April 12, 2012
Updated: April 12, 2012 | 7:33 pm
New case of swine H3N2 flu found in U.S. child
By Helen Branswell The Canadian Press
TORONTO – After a lull of several months, an influenza virus that is sporadically jumping from pigs to people in the United States has made yet another appearance.
U.S. public health officials have reported a new human infection with the swine-origin H3N2 virus — officially called H3N2v (for variant) virus. The case is a young girl living in Utah; she is the 13th person known to have been infected with this new virus since it was first spotted last July.
Twelve of the 13 cases have been children under 18. In this case, state officials are asking that the girl’s precise age not be revealed.
She was taken for medical care because of a fever in late March. When she tested positive for influenza she was given the flu drug oseltamivir, or Tamiflu, and has since recovered. Members of her family and close contacts were tested for flu, but no additional cases were found.
The girl is believed to have become infected when she visited a swine processing plant in the week before she became ill, Dr. Michael Jhung of the Centers for Disease Control said in an interview.

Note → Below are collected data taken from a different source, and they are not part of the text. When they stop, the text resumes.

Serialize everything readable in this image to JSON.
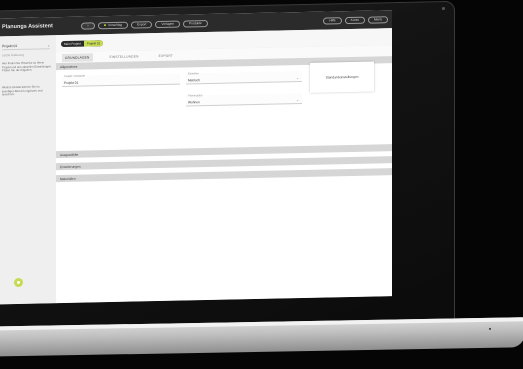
{
  "app": {
    "title": "Planungs Assistent"
  },
  "topnav": {
    "items": [
      {
        "label": "○"
      },
      {
        "label": "Vorschlag"
      },
      {
        "label": "Export"
      },
      {
        "label": "Vorlagen"
      },
      {
        "label": "Produkte"
      }
    ],
    "right": [
      {
        "label": "Hilfe"
      },
      {
        "label": "Konto"
      },
      {
        "label": "Menü"
      }
    ]
  },
  "sidebar": {
    "project_value": "Projekt 01",
    "subtitle": "Letzte Änderung",
    "text_1": "Hier finden Sie Hinweise zu Ihrem Projekt und den aktuellen Einstellungen. Prüfen Sie die Angaben.",
    "text_2": "Weitere Details können Sie im jeweiligen Bereich ergänzen und speichern."
  },
  "project_bar": {
    "tag_label": "Mein Projekt",
    "tag_value": "Projekt 01"
  },
  "tabs": [
    "GRUNDLAGEN",
    "EINSTELLUNGEN",
    "EXPORT"
  ],
  "sections": {
    "general": "Allgemeines",
    "products": "Ausgewählte",
    "extensions": "Erweiterungen",
    "materials": "Materialien"
  },
  "fields": {
    "project_name": {
      "label": "Projekt / Gebäude",
      "value": "Projekt 01"
    },
    "unit": {
      "label": "Einheiten",
      "value": "Metrisch"
    },
    "type": {
      "label": "Planungstyp",
      "value": "Wohnen"
    }
  },
  "card": {
    "label": "Standardeinstellungen"
  }
}
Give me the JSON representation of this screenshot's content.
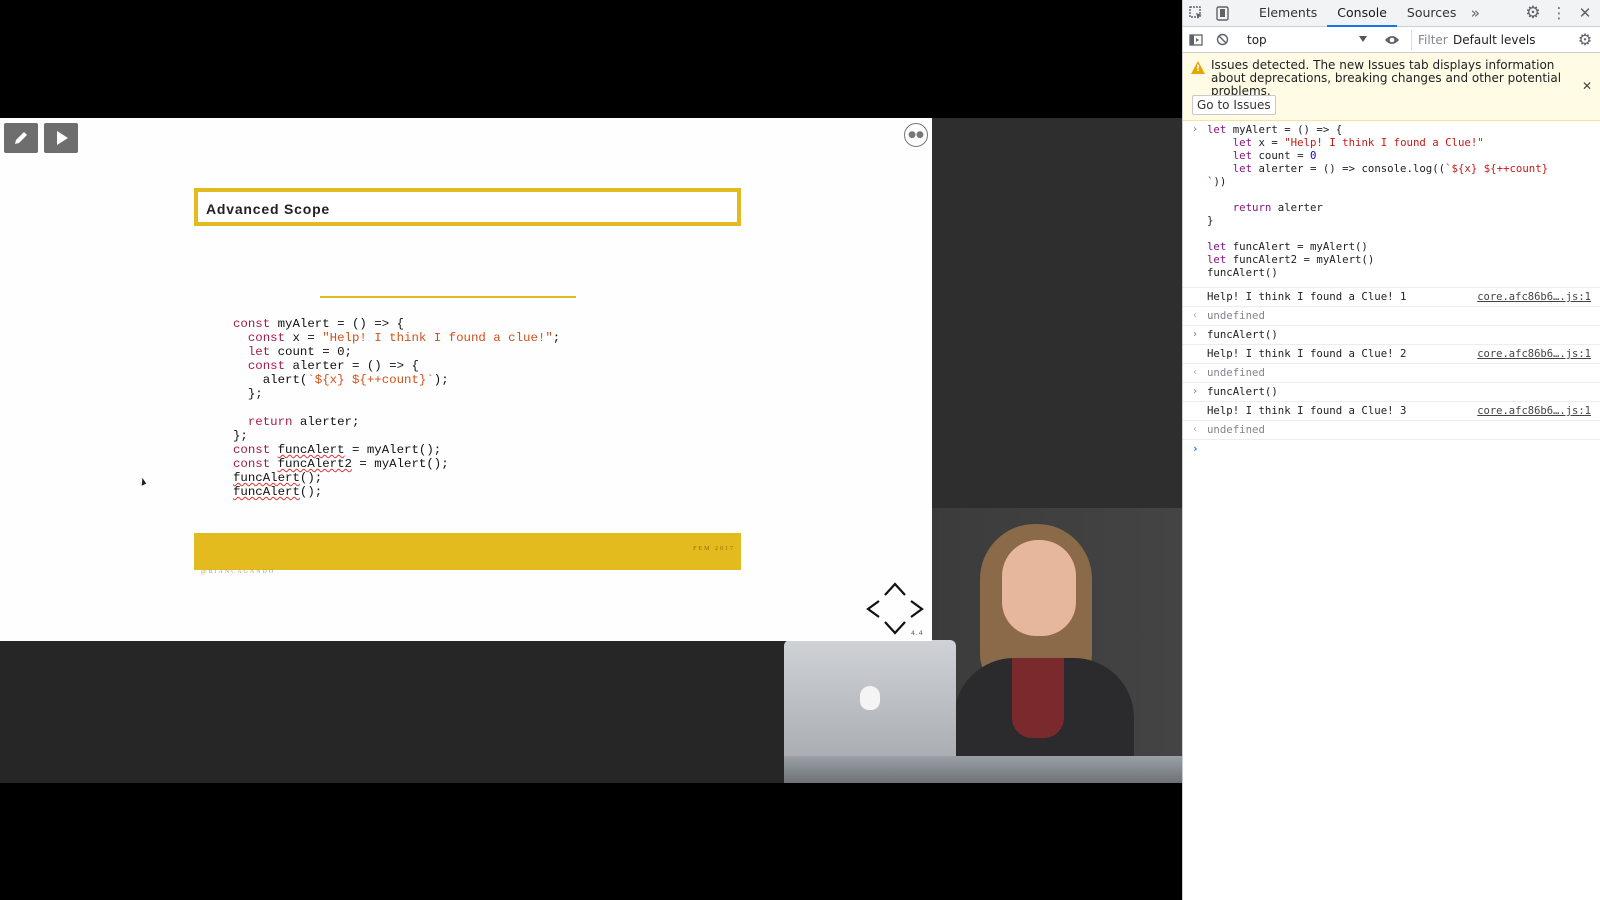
{
  "slide": {
    "title": "Advanced Scope",
    "code_lines": [
      [
        [
          "k",
          "const"
        ],
        [
          "t",
          " myAlert = () => {"
        ]
      ],
      [
        [
          "t",
          "  "
        ],
        [
          "k",
          "const"
        ],
        [
          "t",
          " x = "
        ],
        [
          "s",
          "\"Help! I think I found a clue!\""
        ],
        [
          "t",
          ";"
        ]
      ],
      [
        [
          "t",
          "  "
        ],
        [
          "k",
          "let"
        ],
        [
          "t",
          " count = 0;"
        ]
      ],
      [
        [
          "t",
          "  "
        ],
        [
          "k",
          "const"
        ],
        [
          "t",
          " alerter = () => {"
        ]
      ],
      [
        [
          "t",
          "    alert("
        ],
        [
          "s",
          "`${x} ${++count}`"
        ],
        [
          "t",
          ");"
        ]
      ],
      [
        [
          "t",
          "  };"
        ]
      ],
      [
        [
          "t",
          ""
        ]
      ],
      [
        [
          "t",
          "  "
        ],
        [
          "k",
          "return"
        ],
        [
          "t",
          " alerter;"
        ]
      ],
      [
        [
          "t",
          "};"
        ]
      ],
      [
        [
          "k",
          "const"
        ],
        [
          "t",
          " "
        ],
        [
          "u",
          "funcAlert"
        ],
        [
          "t",
          " = myAlert();"
        ]
      ],
      [
        [
          "k",
          "const"
        ],
        [
          "t",
          " "
        ],
        [
          "u",
          "funcAlert2"
        ],
        [
          "t",
          " = myAlert();"
        ]
      ],
      [
        [
          "u",
          "funcAlert"
        ],
        [
          "t",
          "();"
        ]
      ],
      [
        [
          "u",
          "funcAlert"
        ],
        [
          "t",
          "();"
        ]
      ]
    ],
    "footer_right": "FEM 2017",
    "footer_left": "@BIANCAGANDO",
    "slide_number": "4.4",
    "accent_color": "#e4bb1f"
  },
  "devtools": {
    "tabs": [
      "Elements",
      "Console",
      "Sources"
    ],
    "active_tab": "Console",
    "context": "top",
    "filter_placeholder": "Filter",
    "levels_label": "Default levels",
    "issues_message": "Issues detected. The new Issues tab displays information about deprecations, breaking changes and other potential problems.",
    "go_to_issues": "Go to Issues",
    "input_block": "let myAlert = () => {\n    let x = \"Help! I think I found a Clue!\"\n    let count = 0\n    let alerter = () => console.log((`${x} ${++count}\n`))\n\n    return alerter\n}\n\nlet funcAlert = myAlert()\nlet funcAlert2 = myAlert()\nfuncAlert()",
    "log1": "Help! I think I found a Clue! 1",
    "log2": "Help! I think I found a Clue! 2",
    "log3": "Help! I think I found a Clue! 3",
    "source_link": "core.afc86b6….js:1",
    "undefined_text": "undefined",
    "call_text": "funcAlert()"
  }
}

This is the first of these cases seen in Utah, and the farthest west this virus has been spotted. Previous human cases have been reported in Indiana, Pennsylvania, Maine, Iowa and West Virginia.
About half of the cases had some exposure to pigs. But the rest did not and the CDC has acknowledged some limited person-to-person spread of the virus has likely taken place in some of these infections.

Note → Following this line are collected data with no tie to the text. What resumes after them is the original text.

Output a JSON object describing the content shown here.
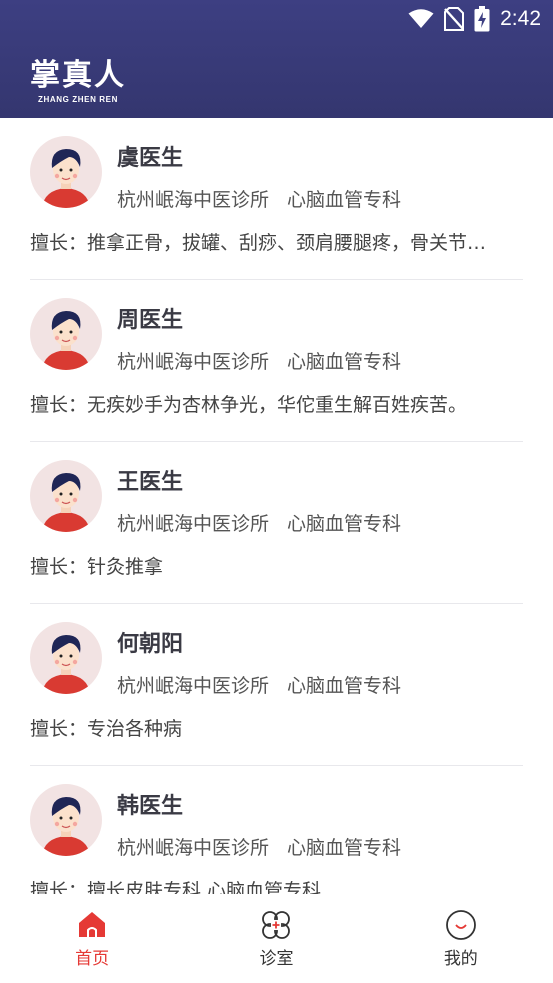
{
  "status_bar": {
    "time": "2:42",
    "icons": [
      "wifi-icon",
      "no-sim-icon",
      "battery-charging-icon"
    ]
  },
  "header": {
    "logo_cn": "掌真人",
    "logo_en": "ZHANG ZHEN REN"
  },
  "doctors": [
    {
      "name": "虞医生",
      "clinic": "杭州岷海中医诊所",
      "dept": "心脑血管专科",
      "skill": "擅长：推拿正骨，拔罐、刮痧、颈肩腰腿疼，骨关节…"
    },
    {
      "name": "周医生",
      "clinic": "杭州岷海中医诊所",
      "dept": "心脑血管专科",
      "skill": "擅长：无疾妙手为杏林争光，华佗重生解百姓疾苦。"
    },
    {
      "name": "王医生",
      "clinic": "杭州岷海中医诊所",
      "dept": "心脑血管专科",
      "skill": "擅长：针灸推拿"
    },
    {
      "name": "何朝阳",
      "clinic": "杭州岷海中医诊所",
      "dept": "心脑血管专科",
      "skill": "擅长：专治各种病"
    },
    {
      "name": "韩医生",
      "clinic": "杭州岷海中医诊所",
      "dept": "心脑血管专科",
      "skill": "擅长：擅长皮肤专科 心脑血管专科"
    }
  ],
  "tabs": [
    {
      "label": "首页",
      "icon": "home-icon",
      "active": true
    },
    {
      "label": "诊室",
      "icon": "clinic-icon",
      "active": false
    },
    {
      "label": "我的",
      "icon": "profile-smile-icon",
      "active": false
    }
  ],
  "colors": {
    "header": "#3d3f82",
    "accent": "#e53935"
  }
}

Utah is not a major pork producing state. In fact, it ranks 27th in hog production, according to the U.S. National Pork Producers Council. But the processing plant the child visited handled pigs from other states, Jhung said. He declined to specify which ones, referring the question to the U.S. Department of Agriculture.
A department spokesperson said via email Thursday that an investigation is ongoing and that information is still being gathered, “but there is no indication that there were ill pigs at the plant.”

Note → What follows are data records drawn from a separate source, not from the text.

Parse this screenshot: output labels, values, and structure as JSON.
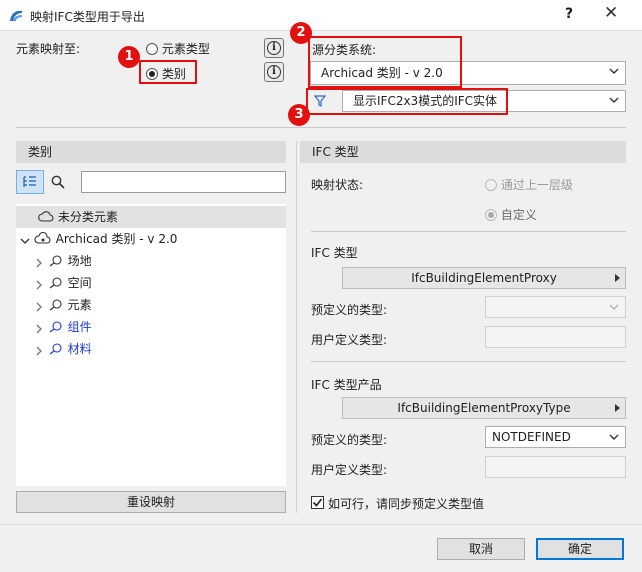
{
  "window": {
    "title": "映射IFC类型用于导出",
    "help": "?",
    "close": "✕"
  },
  "map_to": {
    "label": "元素映射至:",
    "option_element_type": "元素类型",
    "option_category": "类别",
    "selected": "类别"
  },
  "source": {
    "label": "源分类系统:",
    "value": "Archicad 类别 - v 2.0",
    "filter_value": "显示IFC2x3模式的IFC实体"
  },
  "callouts": [
    "1",
    "2",
    "3"
  ],
  "left_panel": {
    "header": "类别",
    "search_placeholder": "",
    "unclassified": "未分类元素",
    "tree_root": "Archicad 类别 - v 2.0",
    "tree_items": [
      "场地",
      "空间",
      "元素",
      "组件",
      "材料"
    ],
    "reset_button": "重设映射"
  },
  "right_panel": {
    "header": "IFC 类型",
    "mapping_status_label": "映射状态:",
    "status_inherit": "通过上一层级",
    "status_custom": "自定义",
    "ifc_type_section": "IFC 类型",
    "ifc_type_value": "IfcBuildingElementProxy",
    "predefined_label_1": "预定义的类型:",
    "predefined_value_1": "",
    "user_defined_label_1": "用户定义类型:",
    "user_defined_value_1": "",
    "ifc_type_product_section": "IFC 类型产品",
    "ifc_type_product_value": "IfcBuildingElementProxyType",
    "predefined_label_2": "预定义的类型:",
    "predefined_value_2": "NOTDEFINED",
    "user_defined_label_2": "用户定义类型:",
    "user_defined_value_2": "",
    "sync_checkbox_label": "如可行，请同步预定义类型值",
    "sync_checked": true
  },
  "footer": {
    "cancel": "取消",
    "ok": "确定"
  },
  "colors": {
    "callout": "#e31010",
    "default_button_border": "#0078d7",
    "link_blue": "#1e3cd2"
  }
}
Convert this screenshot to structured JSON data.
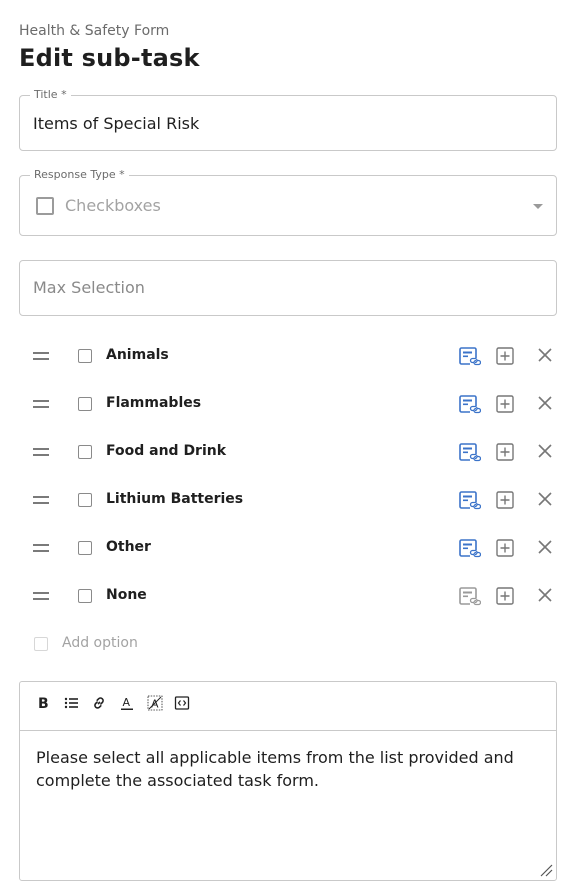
{
  "header": {
    "subtitle": "Health & Safety Form",
    "title": "Edit sub-task"
  },
  "form": {
    "title_field": {
      "label": "Title *",
      "value": "Items of Special Risk"
    },
    "response_type": {
      "label": "Response Type *",
      "value": "Checkboxes"
    },
    "max_selection": {
      "placeholder": "Max Selection"
    }
  },
  "options": [
    {
      "label": "Animals",
      "link_active": true
    },
    {
      "label": "Flammables",
      "link_active": true
    },
    {
      "label": "Food and Drink",
      "link_active": true
    },
    {
      "label": "Lithium Batteries",
      "link_active": true
    },
    {
      "label": "Other",
      "link_active": true
    },
    {
      "label": "None",
      "link_active": false
    }
  ],
  "add_option": {
    "label": "Add option"
  },
  "editor": {
    "toolbar": [
      "bold-icon",
      "bulleted-list-icon",
      "link-icon",
      "text-color-icon",
      "clear-format-icon",
      "source-code-icon"
    ],
    "content": "Please select all applicable items from the list provided and complete the associated task form."
  },
  "colors": {
    "accent": "#3b73c9",
    "inactive": "#9a9a9a",
    "border": "#c9c9c9"
  }
}
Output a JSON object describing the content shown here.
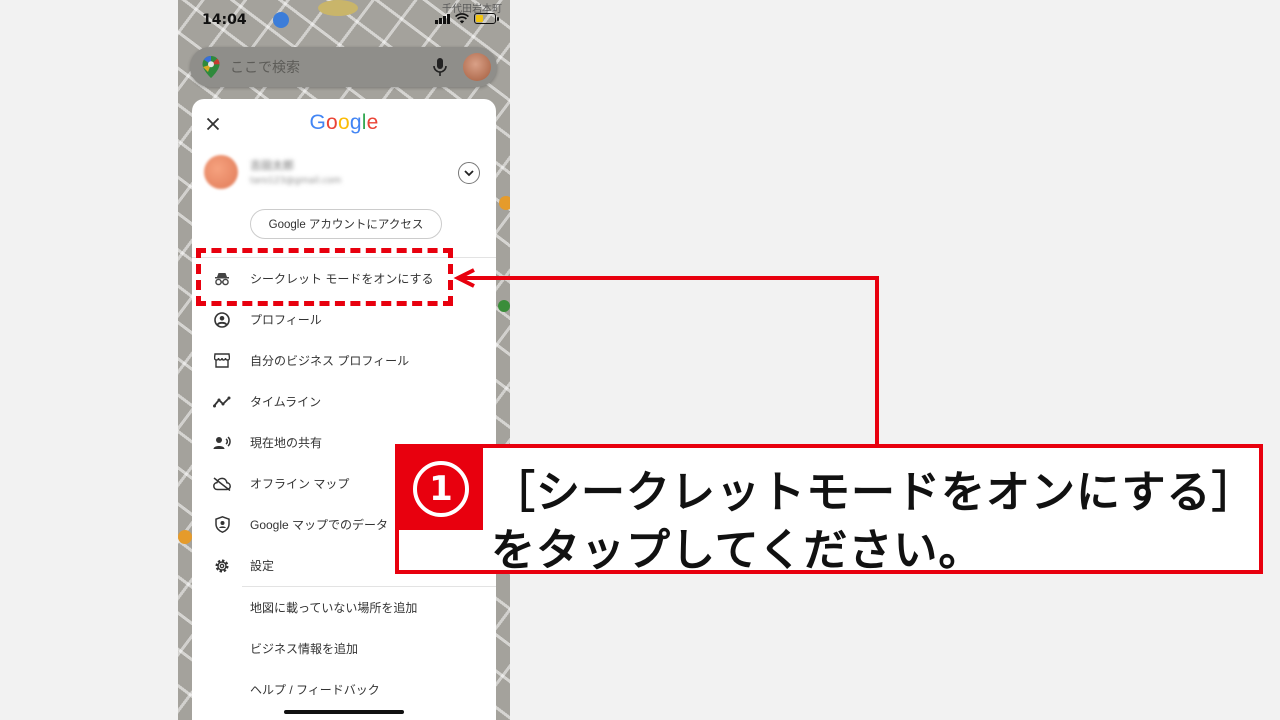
{
  "status_bar": {
    "time": "14:04",
    "map_label": "千代田岩本町"
  },
  "search": {
    "placeholder": "ここで検索"
  },
  "menu": {
    "logo": "Google",
    "account_name": "吉田太郎",
    "account_email": "taro123@gmail.com",
    "access_button": "Google アカウントにアクセス",
    "items": [
      {
        "label": "シークレット モードをオンにする",
        "icon": "incognito-icon"
      },
      {
        "label": "プロフィール",
        "icon": "account-circle-icon"
      },
      {
        "label": "自分のビジネス プロフィール",
        "icon": "storefront-icon"
      },
      {
        "label": "タイムライン",
        "icon": "timeline-icon"
      },
      {
        "label": "現在地の共有",
        "icon": "location-share-icon"
      },
      {
        "label": "オフライン マップ",
        "icon": "cloud-off-icon"
      },
      {
        "label": "Google マップでのデータ",
        "icon": "shield-account-icon"
      },
      {
        "label": "設定",
        "icon": "gear-icon"
      },
      {
        "label": "地図に載っていない場所を追加",
        "icon": ""
      },
      {
        "label": "ビジネス情報を追加",
        "icon": ""
      },
      {
        "label": "ヘルプ / フィードバック",
        "icon": ""
      }
    ]
  },
  "annotation": {
    "number": "1",
    "line1": "［シークレットモードをオンにする］",
    "line2": "をタップしてください。",
    "color": "#e8000e"
  }
}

The new H3N2v case is the first spotted since November.
Flu experts are keeping a close eye on this virus, which contains a gene from the 2009 pandemic H1N1 virus; that gene, the M gene, is believed to enhance the ability of flu viruses to infect people.
It remains unclear what kind of a threat the swine H3N2 — a distant cousin of the human H3N2 virus — poses to people.
A study published Thursday by CDC scientists reported that children under 10 are likely to be the most vulnerable, as an age group, to this virus.
By testing blood samples for antibodies that react to the virus, the scientists saw cross-reactive antibodies in about a third of samples from people aged 18 to 49, and in about 17 per cent of people 65 and older. They did not test samples from people aged 50 to 64.
That’s not an enormous amount of protection, and the scientists caution that antibodies that react to a virus may not necessarily protect against it.
“We can’t rule out that a proportion of older children and adults would be susceptible,” said Jacqueline Katz, chief of the immunology and pathogenesis branch of the CDC’s flu division, who was one of the authors of the study, published in the CDC’s Morbidity and Mortality Weekly Report.
Still, Katz noted that the percentage of adults with cross-reactive antibodies to H3N2v is similar to the percentage of seniors who had antibodies that reacted to pandemic H1N1 in 2009. And the experience from that pandemic was that people aged 65 and older were not as susceptible to H1N1 as younger adults and children.
The CDC results are similar to those reported in late January by Canadian researchers. But the Canadian group, led by Dr. Danuta Skowronski at the British Columbia Center for Disease Control, found that cross-reactive antibody levels were highest among young adults, and dropped off sharply around age 40.
“We do see that it drops from 20 to 29 to 30 to 39, and then a big drop from 40 years of age,” Skowronski said.
Katz said her group’s study had too few blood samples to analyze by smaller age groups. But she said they are doing a larger study now.
Skowronski’s group has already done a study analyzing 1,000 blood samples, 100 each per 10-year age span. Because the findings have been submitted to a medical journal for publication, she cannot go into detail about what they saw.
But she suggested H3N2v bears watching. “Don’t dismiss this virus. This virus could still be a player.”